The recombinant-DNA technique of the early 1970’s allows scientists to identify a characteristic from the DNA a molecule of one species and to transplant it into another. This literally permits them to “recombine” genetic characteristics into hybrid forms of life unique in nature.

Over 80 university laboratories in the U. S. are working in this new dimension in science, together with at least nine private companies.

5046 Some Risks Involved

On the negative side, however, there are grave risks involved. If deadly and recombined organisms escaped from the lab, they could irreversibly cripple life on earth.

For instance, the E. Coli bacteria, which is most often used by scientists, is commonly found in nearly all mammals, including man. If an altered E. Coli should escape, it would find a ready home almost any place. Possibility: spreading contagious, uncontrollable diseases across the land.

Actions to control the scope of recombinant-DNA research has come from the federal government.

5047 The P4 Laboratory

According to news report, the National Institute of Health is building the nation’s first certified “P4” level laboratory, where the most hazardous genetic experiments could be conducted, in Fort Detrick, Maryland. The $3-million facility would enhance research. The P4 classification requires air-locks, use of protective clothing and sterilization of all wastes.

5048 Dr. Hsu’s Frozen Zoo

Most zoos with animals like Tasmanian rat kangaroos, white dolphins, snow leopards, cheetahs and a rare Indian barking deer are swamped with visitors. Cell Biologist T. C. Hsu (pronounced shoe) has assembled more than 300 rare species in a collection that rivals New York’s huge Bronz Zoo; but it draws no crowds. Dr. Hsu’s pets are all in test tubes, stored in steel bins at the University of Texas’ M. D. Anderson Hospital and Tumor Institute.

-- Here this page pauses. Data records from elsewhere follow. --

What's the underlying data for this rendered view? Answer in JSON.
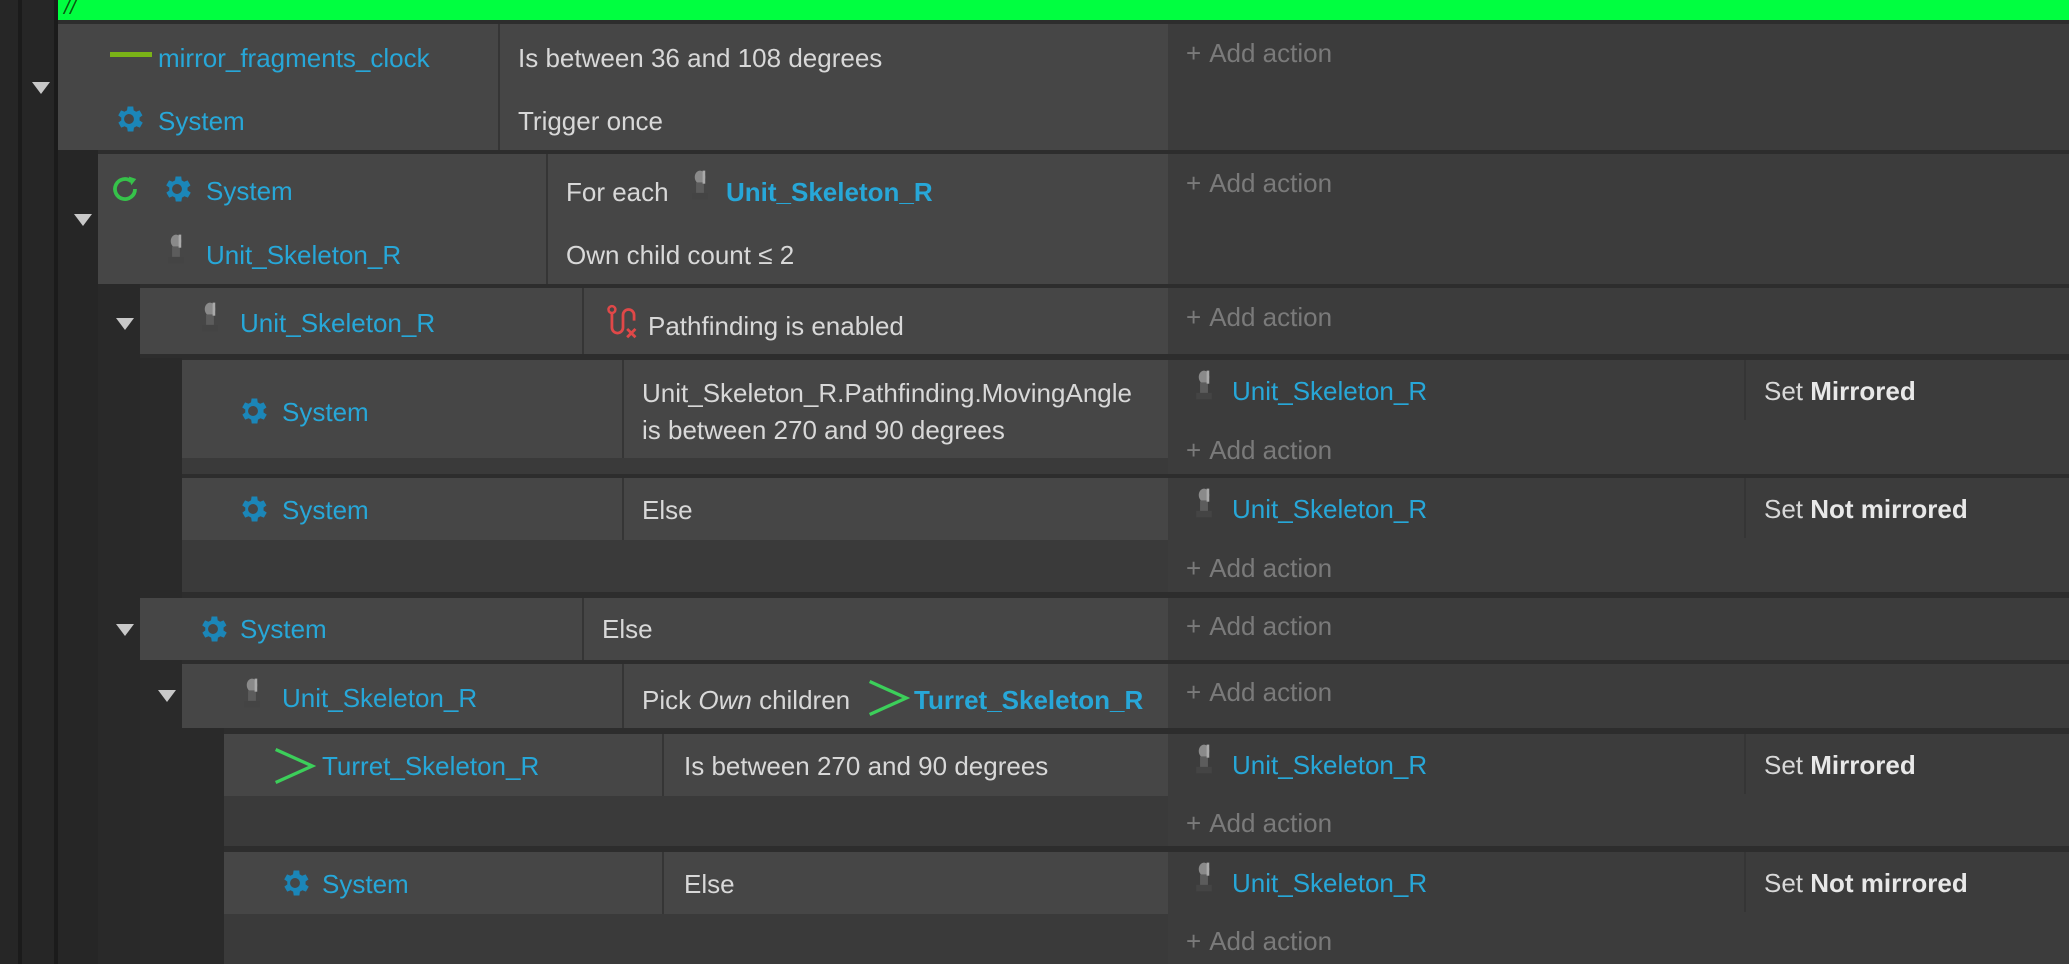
{
  "comment": {
    "text": "//"
  },
  "add_action": "Add action",
  "event1": {
    "cond1": {
      "object": "mirror_fragments_clock",
      "text": "Is between 36 and 108 degrees"
    },
    "cond2": {
      "object": "System",
      "text": "Trigger once"
    }
  },
  "event2": {
    "cond1": {
      "object": "System",
      "text_prefix": "For each",
      "param": "Unit_Skeleton_R"
    },
    "cond2": {
      "object": "Unit_Skeleton_R",
      "text": "Own child count ≤ 2"
    }
  },
  "event3": {
    "cond1": {
      "object": "Unit_Skeleton_R",
      "text": "Pathfinding is enabled"
    }
  },
  "event4": {
    "cond1": {
      "object": "System",
      "text_line1": "Unit_Skeleton_R.Pathfinding.MovingAngle",
      "text_line2": "is between 270 and 90 degrees"
    },
    "action1": {
      "object": "Unit_Skeleton_R",
      "verb": "Set",
      "value": "Mirrored"
    }
  },
  "event5": {
    "cond1": {
      "object": "System",
      "text": "Else"
    },
    "action1": {
      "object": "Unit_Skeleton_R",
      "verb": "Set",
      "value": "Not mirrored"
    }
  },
  "event6": {
    "cond1": {
      "object": "System",
      "text": "Else"
    }
  },
  "event7": {
    "cond1": {
      "object": "Unit_Skeleton_R",
      "text_prefix": "Pick",
      "text_italic": "Own",
      "text_mid": "children",
      "param": "Turret_Skeleton_R"
    }
  },
  "event8": {
    "cond1": {
      "object": "Turret_Skeleton_R",
      "text": "Is between 270 and 90 degrees"
    },
    "action1": {
      "object": "Unit_Skeleton_R",
      "verb": "Set",
      "value": "Mirrored"
    }
  },
  "event9": {
    "cond1": {
      "object": "System",
      "text": "Else"
    },
    "action1": {
      "object": "Unit_Skeleton_R",
      "verb": "Set",
      "value": "Not mirrored"
    }
  }
}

Each test tube, embedded in dry ice, contains between 60 and 100 million cells of an individual species, usually grown from bits of skin tissue. Most of the samples come from animals Hsu believes are doomed to extinction. When that happens, their genes will be lost. Hsu’s hope is that scientists of the future will be able to use the genetic “codes” locked in the cells of each species to reconstitute the original animals.

China-born Dr. Hsu, whose more conventional field is the study of chromosome behavior, concedes that this notion is still close to science fiction. But he can point out that a complete carrot plant has indeed been grown from a single carrot cell. At any rate, other scientists are becoming interested; some have even risked life and limb to contribute to his frozen zoo.

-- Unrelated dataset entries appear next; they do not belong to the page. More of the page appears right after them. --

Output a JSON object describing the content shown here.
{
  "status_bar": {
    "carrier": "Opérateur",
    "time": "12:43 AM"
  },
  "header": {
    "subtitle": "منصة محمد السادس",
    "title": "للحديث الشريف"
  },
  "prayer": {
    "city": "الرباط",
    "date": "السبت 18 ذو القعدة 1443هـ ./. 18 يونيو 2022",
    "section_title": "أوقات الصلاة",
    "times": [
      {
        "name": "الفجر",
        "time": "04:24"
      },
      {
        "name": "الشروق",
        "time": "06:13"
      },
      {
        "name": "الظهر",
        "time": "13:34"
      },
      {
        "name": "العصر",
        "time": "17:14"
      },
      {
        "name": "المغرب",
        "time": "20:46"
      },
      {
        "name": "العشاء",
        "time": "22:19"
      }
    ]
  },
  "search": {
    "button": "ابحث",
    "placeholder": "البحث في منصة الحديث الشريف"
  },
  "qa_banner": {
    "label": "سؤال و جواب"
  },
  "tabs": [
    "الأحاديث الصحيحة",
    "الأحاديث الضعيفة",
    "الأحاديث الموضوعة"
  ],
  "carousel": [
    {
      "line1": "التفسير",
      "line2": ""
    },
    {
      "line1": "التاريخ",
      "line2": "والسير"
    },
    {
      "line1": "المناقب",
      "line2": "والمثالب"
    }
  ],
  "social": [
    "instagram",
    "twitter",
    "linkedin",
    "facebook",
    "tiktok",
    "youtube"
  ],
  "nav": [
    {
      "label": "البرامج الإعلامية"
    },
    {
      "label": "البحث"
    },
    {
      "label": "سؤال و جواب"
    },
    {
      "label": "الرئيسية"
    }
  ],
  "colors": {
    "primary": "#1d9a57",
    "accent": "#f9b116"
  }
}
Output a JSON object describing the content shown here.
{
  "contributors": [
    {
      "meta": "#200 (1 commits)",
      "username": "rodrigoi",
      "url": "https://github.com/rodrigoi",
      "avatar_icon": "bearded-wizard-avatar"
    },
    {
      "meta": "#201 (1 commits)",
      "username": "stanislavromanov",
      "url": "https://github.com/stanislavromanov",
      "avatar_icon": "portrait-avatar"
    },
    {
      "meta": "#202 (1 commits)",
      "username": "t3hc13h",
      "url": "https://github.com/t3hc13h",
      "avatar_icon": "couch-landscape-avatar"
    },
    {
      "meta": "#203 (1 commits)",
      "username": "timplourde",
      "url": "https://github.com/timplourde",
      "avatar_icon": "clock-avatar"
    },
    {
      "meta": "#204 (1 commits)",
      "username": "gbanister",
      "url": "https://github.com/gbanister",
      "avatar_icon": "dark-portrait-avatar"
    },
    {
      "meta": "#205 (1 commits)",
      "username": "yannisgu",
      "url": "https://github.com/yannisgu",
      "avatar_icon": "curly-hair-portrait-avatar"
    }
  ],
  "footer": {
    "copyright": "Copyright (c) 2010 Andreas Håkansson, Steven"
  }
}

A few years ago, Navy health officers came under fire while trying to take skin samples from a rare Vietnamese mole. On another occasion, a California biologist set out for a remote and desolate island off Southern California, which Hsu had heard was the only habitat of a certain rodent. The biologist’s boat sank, and he was marooned for three days. He fed himself on a bait he had brought for the rodents.

Says Hsu: “If through my work children two centuries hence may be able to see extinct species live again, I feel that I will have left a worthwhile legacy.”